The heart of the matter is this: A defender of Bill Cosby must, effectively, conjure a vast conspiracy, created to bring down one man, seemingly just out of spite. And people will do this work of conjuration, because it is hard to accept that people we love in one arena can commit great evil in another. It is hard to believe that Bill Cosby is a serial rapist because the belief doesn't just indict Cosby, it indicts us. It damns us for drawing intimate conclusions about people based on pudding-pop commercials and popular TV shows. It destroys our ability to lean on icons for our morality. And it forces us back into a world where seemingly good men do unspeakably evil things, and this is just the chaos of human history.

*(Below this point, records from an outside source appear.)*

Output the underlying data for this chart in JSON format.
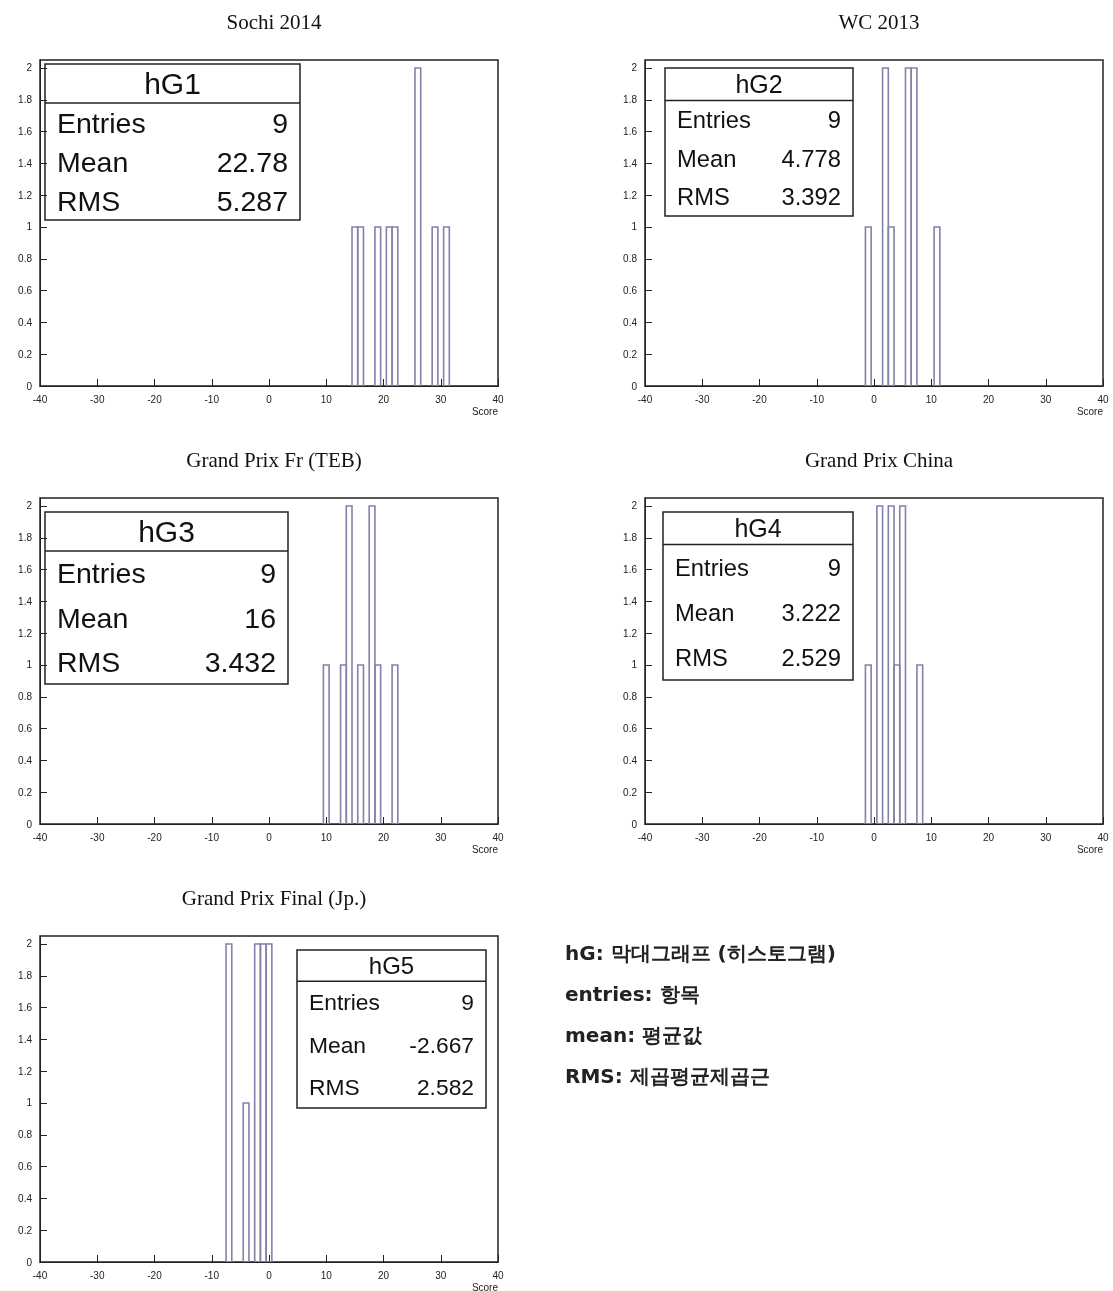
{
  "chart_data": [
    {
      "type": "histogram",
      "title": "Sochi 2014",
      "xlabel": "Score",
      "color": "#8282aa",
      "bins": [
        14.5,
        15.5,
        16.5,
        17.5,
        18.5,
        19.5,
        20.5,
        21.5,
        22.5,
        23.5,
        24.5,
        25.5,
        26.5,
        27.5,
        28.5,
        29.5,
        30.5,
        31.5
      ],
      "values": [
        1,
        1,
        0,
        0,
        1,
        0,
        1,
        1,
        0,
        0,
        0,
        2,
        0,
        0,
        1,
        0,
        1
      ],
      "xlim": [
        -40,
        40
      ],
      "xticks": [
        -40,
        -30,
        -20,
        -10,
        0,
        10,
        20,
        30,
        40
      ],
      "ylim": [
        0,
        2.05
      ],
      "yticks": [
        0,
        0.2,
        0.4,
        0.6,
        0.8,
        1,
        1.2,
        1.4,
        1.6,
        1.8,
        2
      ],
      "annotations": [
        "hG1",
        "Entries",
        "9",
        "Mean",
        "22.78",
        "RMS",
        "5.287"
      ]
    },
    {
      "type": "histogram",
      "title": "WC 2013",
      "xlabel": "Score",
      "color": "#8282aa",
      "bins": [
        -1.5,
        -0.5,
        0.5,
        1.5,
        2.5,
        3.5,
        4.5,
        5.5,
        6.5,
        7.5,
        8.5,
        9.5,
        10.5,
        11.5
      ],
      "values": [
        1,
        0,
        0,
        2,
        1,
        0,
        0,
        2,
        2,
        0,
        0,
        0,
        1
      ],
      "xlim": [
        -40,
        40
      ],
      "xticks": [
        -40,
        -30,
        -20,
        -10,
        0,
        10,
        20,
        30,
        40
      ],
      "ylim": [
        0,
        2.05
      ],
      "yticks": [
        0,
        0.2,
        0.4,
        0.6,
        0.8,
        1,
        1.2,
        1.4,
        1.6,
        1.8,
        2
      ],
      "annotations": [
        "hG2",
        "Entries",
        "9",
        "Mean",
        "4.778",
        "RMS",
        "3.392"
      ]
    },
    {
      "type": "histogram",
      "title": "Grand Prix Fr (TEB)",
      "xlabel": "Score",
      "color": "#8282aa",
      "bins": [
        9.5,
        10.5,
        11.5,
        12.5,
        13.5,
        14.5,
        15.5,
        16.5,
        17.5,
        18.5,
        19.5,
        20.5,
        21.5,
        22.5
      ],
      "values": [
        1,
        0,
        0,
        1,
        2,
        0,
        1,
        0,
        2,
        1,
        0,
        0,
        1
      ],
      "xlim": [
        -40,
        40
      ],
      "xticks": [
        -40,
        -30,
        -20,
        -10,
        0,
        10,
        20,
        30,
        40
      ],
      "ylim": [
        0,
        2.05
      ],
      "yticks": [
        0,
        0.2,
        0.4,
        0.6,
        0.8,
        1,
        1.2,
        1.4,
        1.6,
        1.8,
        2
      ],
      "annotations": [
        "hG3",
        "Entries",
        "9",
        "Mean",
        "16",
        "RMS",
        "3.432"
      ]
    },
    {
      "type": "histogram",
      "title": "Grand Prix China",
      "xlabel": "Score",
      "color": "#8282aa",
      "bins": [
        -1.5,
        -0.5,
        0.5,
        1.5,
        2.5,
        3.5,
        4.5,
        5.5,
        6.5,
        7.5,
        8.5
      ],
      "values": [
        1,
        0,
        2,
        0,
        2,
        1,
        2,
        0,
        0,
        1
      ],
      "xlim": [
        -40,
        40
      ],
      "xticks": [
        -40,
        -30,
        -20,
        -10,
        0,
        10,
        20,
        30,
        40
      ],
      "ylim": [
        0,
        2.05
      ],
      "yticks": [
        0,
        0.2,
        0.4,
        0.6,
        0.8,
        1,
        1.2,
        1.4,
        1.6,
        1.8,
        2
      ],
      "annotations": [
        "hG4",
        "Entries",
        "9",
        "Mean",
        "3.222",
        "RMS",
        "2.529"
      ]
    },
    {
      "type": "histogram",
      "title": "Grand Prix Final (Jp.)",
      "xlabel": "Score",
      "color": "#8282aa",
      "bins": [
        -7.5,
        -6.5,
        -5.5,
        -4.5,
        -3.5,
        -2.5,
        -1.5,
        -0.5,
        0.5
      ],
      "values": [
        2,
        0,
        0,
        1,
        0,
        2,
        2,
        2
      ],
      "xlim": [
        -40,
        40
      ],
      "xticks": [
        -40,
        -30,
        -20,
        -10,
        0,
        10,
        20,
        30,
        40
      ],
      "ylim": [
        0,
        2.05
      ],
      "yticks": [
        0,
        0.2,
        0.4,
        0.6,
        0.8,
        1,
        1.2,
        1.4,
        1.6,
        1.8,
        2
      ],
      "annotations": [
        "hG5",
        "Entries",
        "9",
        "Mean",
        "-2.667",
        "RMS",
        "2.582"
      ]
    },
    {
      "type": "other",
      "annotations": [
        "hG: 막대그래프 (히스토그램)",
        "entries: 항목",
        "mean: 평균값",
        "RMS: 제곱평균제곱근"
      ]
    }
  ]
}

It hurts to watch the public dismantling of one of America's most beloved figures because it is painful to acknowledge the thought that this is all his fault. That the jolly character we have allowed into our homes for decades could be just that - a character, who has until now managed to play the role without flubbing too many of his lines or losing the respect of his audience. In aging out of the spotlight, Bill Cosby also wore out his welcome in the court of public opinion as allegations of rape persist and his bootstrap scoldings directed at Black America have broken with the trend of fatherly wisdom to fall squarely into the category of self-important and sometimes misguided finger wagging; a decidedly bitter pill for people of color forced to exist outside of Cosby's ivory tower.

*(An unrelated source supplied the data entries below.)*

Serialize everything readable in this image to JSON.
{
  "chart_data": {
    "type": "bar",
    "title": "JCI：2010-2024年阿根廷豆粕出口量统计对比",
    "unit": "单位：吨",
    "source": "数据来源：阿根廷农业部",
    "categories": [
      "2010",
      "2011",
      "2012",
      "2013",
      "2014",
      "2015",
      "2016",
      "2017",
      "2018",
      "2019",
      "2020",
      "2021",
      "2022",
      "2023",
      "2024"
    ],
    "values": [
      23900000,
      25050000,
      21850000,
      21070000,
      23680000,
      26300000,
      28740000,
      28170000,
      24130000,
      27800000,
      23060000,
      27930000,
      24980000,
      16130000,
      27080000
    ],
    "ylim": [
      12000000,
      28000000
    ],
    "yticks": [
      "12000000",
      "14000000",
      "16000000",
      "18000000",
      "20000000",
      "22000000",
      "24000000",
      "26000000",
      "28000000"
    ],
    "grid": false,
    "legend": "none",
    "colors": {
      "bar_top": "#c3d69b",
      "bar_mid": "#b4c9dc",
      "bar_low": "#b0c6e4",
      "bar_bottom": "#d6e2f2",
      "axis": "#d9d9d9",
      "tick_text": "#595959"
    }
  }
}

While Bill Cosby built a television empire around championing the black family unit, it is all a little bittersweet when you consider how much concern he has proffered his own - both those immediate to him and those parceled out in homes full of fans across the world - when the success of his character, brand and empire allegedly involved the irreversible destruction of others. The crime of rape is one that visits not just the individual who has been physically violated, but those immediate to them. It also facilitates a festering of the family unit as the actions of one individual seep out to color the reputation and self-image of others...sometimes simply for carrying the same last name of the perpetrator. Sometimes just for hoping against all hope, formal reports and other circumstantial evidence that the person you love and respect is incapable of such a heinous act.

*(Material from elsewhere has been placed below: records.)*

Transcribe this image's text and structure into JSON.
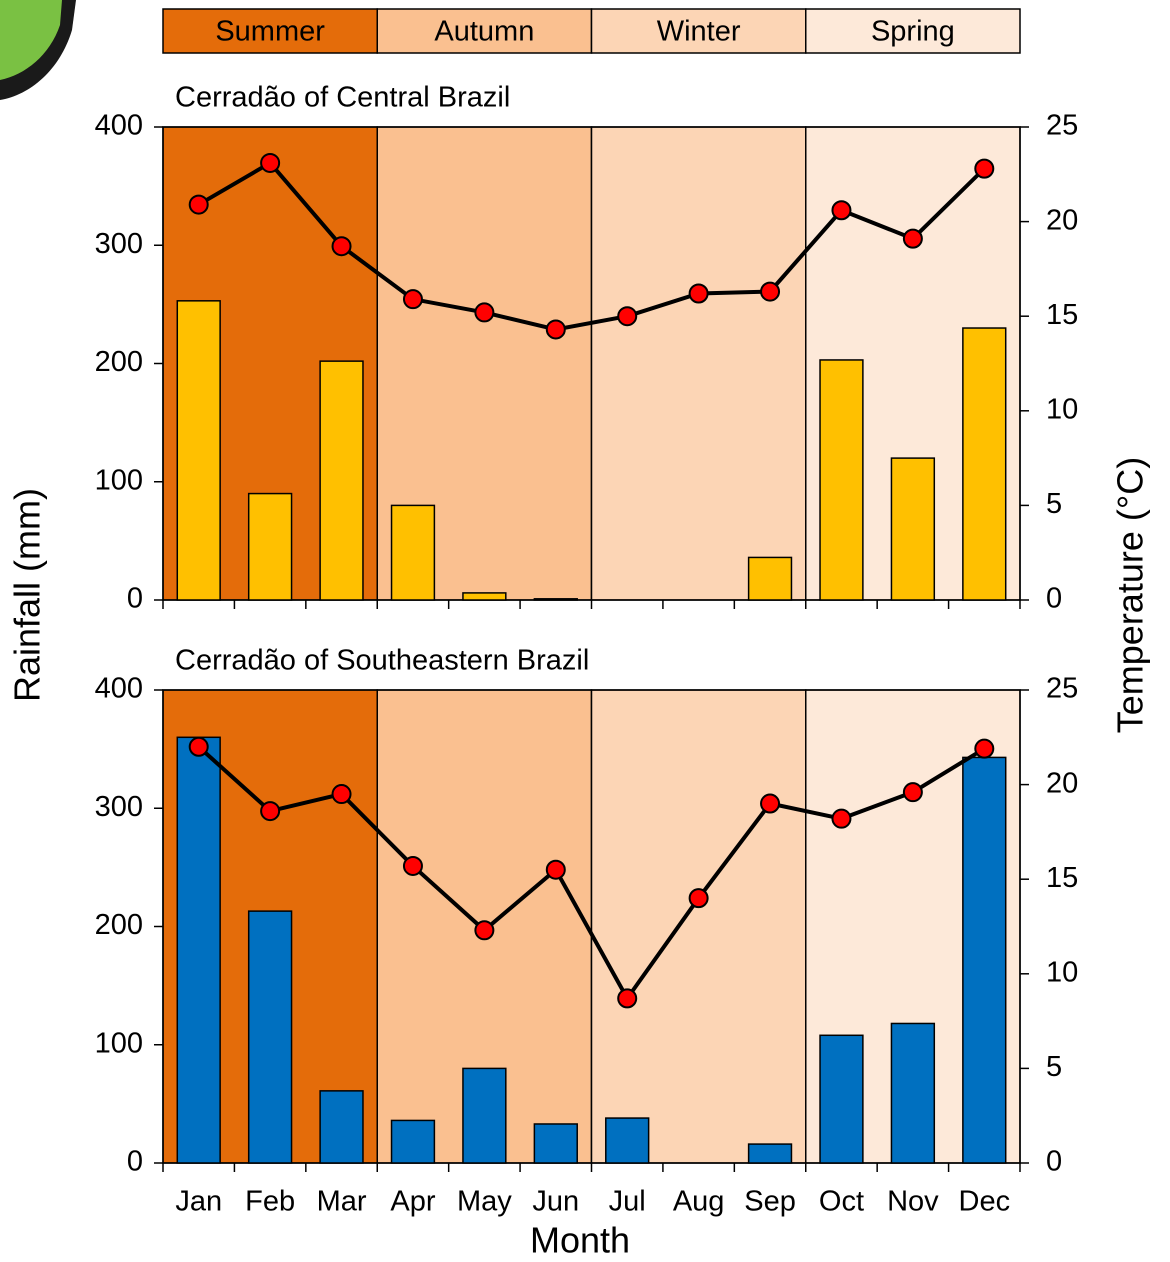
{
  "seasons": [
    {
      "name": "Summer",
      "color": "#e46c0a"
    },
    {
      "name": "Autumn",
      "color": "#fac090"
    },
    {
      "name": "Winter",
      "color": "#fcd5b5"
    },
    {
      "name": "Spring",
      "color": "#fde9d9"
    }
  ],
  "ylabel": "Rainfall (mm)",
  "y2label": "Temperature (°C)",
  "xlabel": "Month",
  "chart_data": [
    {
      "type": "bar-line",
      "title": "Cerradão of Central Brazil",
      "categories": [
        null,
        null,
        null,
        null,
        null,
        null,
        null,
        null,
        null,
        null,
        null,
        null
      ],
      "series": [
        {
          "name": "Rainfall",
          "color": "#ffc000",
          "axis": "y",
          "values": [
            253,
            90,
            202,
            80,
            6,
            1,
            0,
            0,
            36,
            203,
            120,
            230
          ]
        },
        {
          "name": "Temperature",
          "color": "#ff0000",
          "axis": "y2",
          "values": [
            20.9,
            23.1,
            18.7,
            15.9,
            15.2,
            14.3,
            15.0,
            16.2,
            16.3,
            20.6,
            19.1,
            22.8
          ]
        }
      ],
      "ylim": [
        0,
        400
      ],
      "yticks": [
        0,
        100,
        200,
        300,
        400
      ],
      "y2lim": [
        0,
        25
      ],
      "y2ticks": [
        0,
        5,
        10,
        15,
        20,
        25
      ]
    },
    {
      "type": "bar-line",
      "title": "Cerradão of Southeastern Brazil",
      "categories": [
        "Jan",
        "Feb",
        "Mar",
        "Apr",
        "May",
        "Jun",
        "Jul",
        "Aug",
        "Sep",
        "Oct",
        "Nov",
        "Dec"
      ],
      "series": [
        {
          "name": "Rainfall",
          "color": "#0070c0",
          "axis": "y",
          "values": [
            360,
            213,
            61,
            36,
            80,
            33,
            38,
            0,
            16,
            108,
            118,
            343
          ]
        },
        {
          "name": "Temperature",
          "color": "#ff0000",
          "axis": "y2",
          "values": [
            22.0,
            18.6,
            19.5,
            15.7,
            12.3,
            15.5,
            8.7,
            14.0,
            19.0,
            18.2,
            19.6,
            21.9
          ]
        }
      ],
      "ylim": [
        0,
        400
      ],
      "yticks": [
        0,
        100,
        200,
        300,
        400
      ],
      "y2lim": [
        0,
        25
      ],
      "y2ticks": [
        0,
        5,
        10,
        15,
        20,
        25
      ]
    }
  ]
}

The truly unfortunate by-product of the public reckoning Cosby faces is in the possibility that we might continue a culture of shaming victims out of telling their stories because the villains in them are our cultural heroes. That is the same culture of shame and fear that encouraged America to strike out against Anita Hill in the wake of her sexual harassment case against Supreme Court Justice Clarence Thomas; the same blissfully irresponsible ignorance that encouraged Thomas' wife to suggest Hill apologize to her husband in more recent years. It is probably what kept my grandmother from admitting she had been raped until she was well into her eighties. It is the kind of shame that backs victims into anguish-filled corners and suggests they remain quiet because silence is golden and the experience of rape is one that belongs to the victim alone. It is a shame that does not deserve to exist on our shores.

The politics of accountability suggest that each individual be made responsible for his or her own indiscretions and crimes in accordance with the laws governing them. Just as Bill Cosby should be held accountable for the allegations against him, each of us should be responsible for acknowledging the victims and their claims. If for no other reason than to make it abundantly clear that rape is a crime that money, popularity and public stature should never have the power to silence.